“I love you,” he says. The air catches in my throat, feeling suddenly thick and leaden. It’s our third date...I look across the table, panic washing over me. It’s that same visceral panic that burbles from deep inside your chest upon discovering the food left in a neglected tupperware has transformed into something other—green, fuzzy, repulsive—turning hunger into nausea mixed with a vague sense of betrayal. Logically, I didn’t see him again, instead opting for quietly blocking his number and pretending the date never happened.
Sadly I didn’t have the opportunity to date in 1986 (even my parents weren’t yet together) but my supposition is that the idea of a “red flag” didn’t spontaneously arrive with the advent of Tinder, OkCupid!, and Whatever Other Dating Innovation You’re Into. I’d say it was probably a lot easier in 1986 to avoid a redflag-lover -- just like break your pager or something...right? So it’s for these reasons that, for me, beyond integrated genes, superhuman vomit, and the idea of losing humanity itself, the most disconcerting piece of David Cronenberg’s 1986 remake of The Fly is how Geena Davis’ character, Veronica Quaife, seems totally on board with the red flag factory that Seth Brundle has cooked up in his lab. Be afraid, Ronnie, be very, very afraid.
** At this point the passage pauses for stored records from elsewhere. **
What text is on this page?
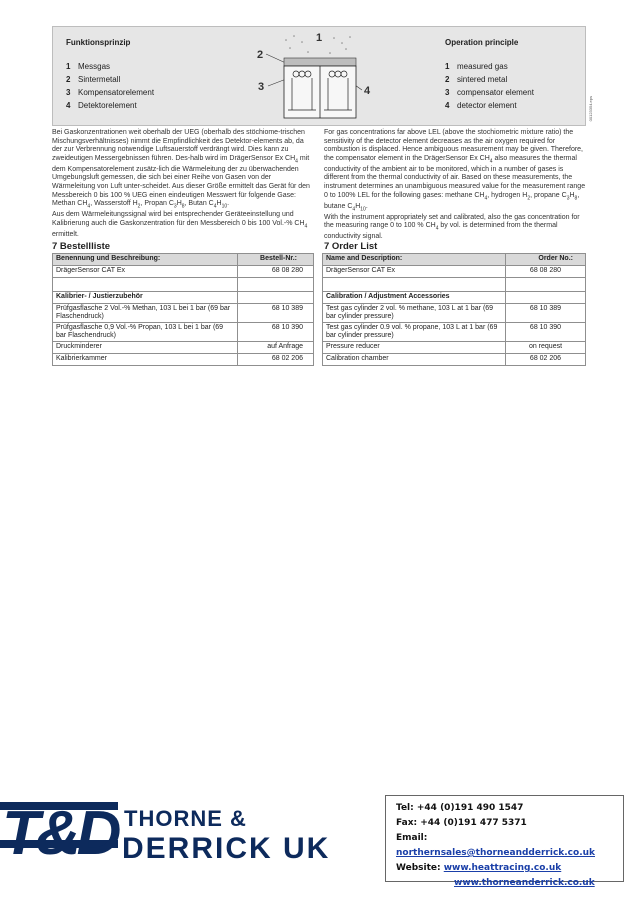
Funktionsprinzip
1 Messgas
2 Sintermetall
3 Kompensatorelement
4 Detektorelement
Operation principle
1 measured gas
2 sintered metal
3 compensator element
4 detector element	00123354.eps
1
2
3	4
Bei Gaskonzentrationen weit oberhalb der UEG (oberhalb des stöchiome-trischen Mischungsverhältnisses) nimmt die Empfindlichkeit des Detektor-elements ab, da der zur Verbrennung notwendige Luftsauerstoff verdrängt wird. Dies kann zu zweideutigen Messergebnissen führen. Des-halb wird im DrägerSensor Ex $CH_4$ mit dem Kompensatorelement zusätz-lich die Wärmeleitung der zu überwachenden Umgebungsluft gemessen, die sich bei einer Reihe von Gasen von der Wärmeleitung von Luft unter-scheidet. Aus dieser Größe ermittelt das Gerät für den Messbereich 0 bis 100 % UEG einen eindeutigen Messwert für folgende Gase: Methan $CH_4$, Wasserstoff $H_2$, Propan $C_3H_8$, Butan $C_4H_{10}$.
Aus dem Wärmeleitungssignal wird bei entsprechender Geräteeinstellung und Kalibrierung auch die Gaskonzentration für den Messbereich 0 bis 100 Vol.-% $CH_4$ ermittelt.
7 Bestellliste
Benennung und Beschreibung:	Bestell-Nr.:
DrägerSensor CAT Ex	68 08 280

Kalibrier- / Justierzubehör	
Prüfgasflasche 2 Vol.-% Methan, 103 L bei 1 bar (69 bar Flaschendruck)	68 10 389
Prüfgasflasche 0,9 Vol.-% Propan, 103 L bei 1 bar (69 bar Flaschendruck)	68 10 390
Druckminderer	auf Anfrage
Kalibrierkammer	68 02 206
For gas concentrations far above LEL (above the stochiometric mixture ratio) the sensitivity of the detector element decreases as the air oxygen required for combustion is displaced. Hence ambiguous measurement may be given. Therefore, the compensator element in the DrägerSensor Ex $CH_4$ also measures the thermal conductivity of the ambient air to be monitored, which in a number of gases is different from the thermal conductivity of air. Based on these measurements, the instrument determines an unambiguous measured value for the measurement range 0 to 100% LEL for the following gases: methane $CH_4$, hydrogen $H_2$, propane $C_3H_8$, butane $C_4H_{10}$.
With the instrument appropriately set and calibrated, also the gas concentration for the measuring range 0 to 100 % $CH_4$ by vol. is determined from the thermal conductivity signal.
7 Order List
Name and Description:	Order No.:
DrägerSensor CAT Ex	68 08 280

Calibration / Adjustment Accessories	
Test gas cylinder 2 vol. % methane, 103 L at 1 bar (69 bar cylinder pressure)	68 10 389
Test gas cylinder 0.9 vol. % propane, 103 L at 1 bar (69 bar cylinder pressure)	68 10 390
Pressure reducer	on request
Calibration chamber	68 02 206
T&D THORNE &
DERRICK UK
Tel: +44 (0)191 490 1547
Fax: +44 (0)191 477 5371
Email: northernsales@thorneandderrick.co.uk
Website: www.heattracing.co.uk
www.thorneanderrick.co.uk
Flashing back in time, we meet Andre Delambre, a man who loves scientific discovery almost as much as he loves his family. Although we know we’re meant to witness some mind blowing experimentation, the film is paced in such a way where we get to really know the Delambre’s and how much they love one another. The whole Man Turns Into a Fly business serves only as a punchline to bolster a more tender, complex love story. The simplicity and pureness of their relationship isn’t necessarily contrasted by what goes on in Andre’s lab, rather it’s made all the more potent. Helene is faced with an impossible task: she must harm the body of her husband to preserve the quality of his life and protect the world from a potentially terrifying invention. I appreciate how well she’s written despite the societal norms of the time. She struggles, makes compromises, and cares for her husband despite his transformation and the literal disappearance of his humanity.
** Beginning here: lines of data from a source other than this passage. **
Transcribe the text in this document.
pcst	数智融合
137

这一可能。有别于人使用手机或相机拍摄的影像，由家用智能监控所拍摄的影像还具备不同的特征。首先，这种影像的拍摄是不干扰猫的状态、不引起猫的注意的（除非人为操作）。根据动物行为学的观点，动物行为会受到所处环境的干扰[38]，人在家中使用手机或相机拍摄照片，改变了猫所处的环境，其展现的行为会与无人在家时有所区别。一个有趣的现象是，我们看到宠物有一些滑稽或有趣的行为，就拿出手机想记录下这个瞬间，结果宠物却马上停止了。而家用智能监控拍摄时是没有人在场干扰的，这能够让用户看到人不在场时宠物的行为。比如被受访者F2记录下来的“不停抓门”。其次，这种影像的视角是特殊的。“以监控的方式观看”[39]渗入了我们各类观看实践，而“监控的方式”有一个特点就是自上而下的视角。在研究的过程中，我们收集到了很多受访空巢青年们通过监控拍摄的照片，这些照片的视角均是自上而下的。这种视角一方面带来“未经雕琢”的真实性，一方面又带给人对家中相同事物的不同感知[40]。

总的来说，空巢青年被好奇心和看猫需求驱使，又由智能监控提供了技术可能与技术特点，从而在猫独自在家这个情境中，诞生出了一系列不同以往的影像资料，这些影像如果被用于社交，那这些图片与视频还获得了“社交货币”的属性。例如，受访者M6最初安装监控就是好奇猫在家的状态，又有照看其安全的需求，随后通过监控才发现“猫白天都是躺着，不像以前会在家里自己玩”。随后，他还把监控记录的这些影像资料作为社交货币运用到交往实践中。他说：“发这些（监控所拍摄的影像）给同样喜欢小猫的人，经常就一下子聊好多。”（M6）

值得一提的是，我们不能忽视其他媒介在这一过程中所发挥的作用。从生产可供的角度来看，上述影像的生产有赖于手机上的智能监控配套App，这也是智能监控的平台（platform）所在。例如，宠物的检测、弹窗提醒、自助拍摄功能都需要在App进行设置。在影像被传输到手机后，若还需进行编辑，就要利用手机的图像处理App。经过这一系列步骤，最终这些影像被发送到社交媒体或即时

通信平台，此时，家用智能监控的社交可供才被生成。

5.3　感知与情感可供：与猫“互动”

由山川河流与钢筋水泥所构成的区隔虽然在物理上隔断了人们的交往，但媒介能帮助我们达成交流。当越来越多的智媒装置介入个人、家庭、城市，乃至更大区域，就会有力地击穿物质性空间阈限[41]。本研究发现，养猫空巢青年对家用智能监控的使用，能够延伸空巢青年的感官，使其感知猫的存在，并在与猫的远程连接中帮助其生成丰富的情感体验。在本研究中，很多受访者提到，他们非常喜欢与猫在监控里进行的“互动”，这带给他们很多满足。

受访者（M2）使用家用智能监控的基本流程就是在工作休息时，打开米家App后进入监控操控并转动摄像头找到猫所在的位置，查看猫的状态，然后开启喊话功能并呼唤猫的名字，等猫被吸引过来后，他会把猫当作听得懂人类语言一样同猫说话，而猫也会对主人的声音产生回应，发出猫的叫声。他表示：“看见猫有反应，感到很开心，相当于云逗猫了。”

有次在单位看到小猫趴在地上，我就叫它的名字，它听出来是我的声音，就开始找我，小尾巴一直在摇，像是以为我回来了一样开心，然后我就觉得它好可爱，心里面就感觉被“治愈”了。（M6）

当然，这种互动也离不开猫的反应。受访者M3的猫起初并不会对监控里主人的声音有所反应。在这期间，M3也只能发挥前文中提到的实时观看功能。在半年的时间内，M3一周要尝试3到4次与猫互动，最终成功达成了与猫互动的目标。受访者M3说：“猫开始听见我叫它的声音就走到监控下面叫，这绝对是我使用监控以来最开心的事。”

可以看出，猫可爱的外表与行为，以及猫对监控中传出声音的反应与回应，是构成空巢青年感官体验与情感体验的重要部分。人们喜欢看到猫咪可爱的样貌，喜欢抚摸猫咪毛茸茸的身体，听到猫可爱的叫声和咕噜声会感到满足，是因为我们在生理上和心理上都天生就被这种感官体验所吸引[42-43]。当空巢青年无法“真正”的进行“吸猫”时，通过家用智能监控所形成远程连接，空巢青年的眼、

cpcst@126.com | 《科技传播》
Cronenberg will always have a very special, strange place in my heart, and I think The Fly is a great movie that I’m never upset to revisit. But this is a game of comparisons and the issue is that while the 1986 film does a phenomenal job of making the viewers feel icky and look away, it would have so much more of a long-lasting impression if there was some emotional hook to Seth’s mutation. For Andre, he not only becomes a fly, but also a noble superhero-type. He wants to preserve the safety of his family, he knows as the transformation continues, he’ll no longer be able to control the violent outbursts of his fly-half. He shows us the gravity of his telepods getting into the wrong hands in such a minimal, yet strong way. Seth begins as a self absorbed, fast talking, insect-like man, and then dies that way. I can’t believe in Ronnie’s love for him (beyond perhaps his ability in The Sack) and never is there even a blip of a moment that makes me want Seth to be okay. I found myself wanting to smack Ronnie and tell her to get her shit together, run away, and leave Brundle.
Being no stranger to men turning into insects, a lot of my interest in both of these films stems from a love of Franz Kafka’s The Metamorphosis. Less preoccupied with working out the scientific mechanics, Kafka focuses on his sparse set of characters through the lens of very real human emotion. While the story is totally absurd, sickening, and even alienating, it still frames the change as one that puts shifting identity, feelings of loss, and testing the limits of unconditional love on the surface—making the whole story one we can understand despite lack of experience in the whole changing-into-an-insect department. Again, this is what 1986’s The Fly fails to do and what the 1958 version is closer to accomplishing. Seth Brundle’s transformation is physically epic, and visually stunning, but its lack of emotion and contrast dilutes the point, for me. There is merit in visceral gross-out, and no one does it quite like Cronenberg, but this is a rare moment where I wish he would have indulged less in the physicality of the movie and more in the nuances of Seth and Ronnie’s partnership.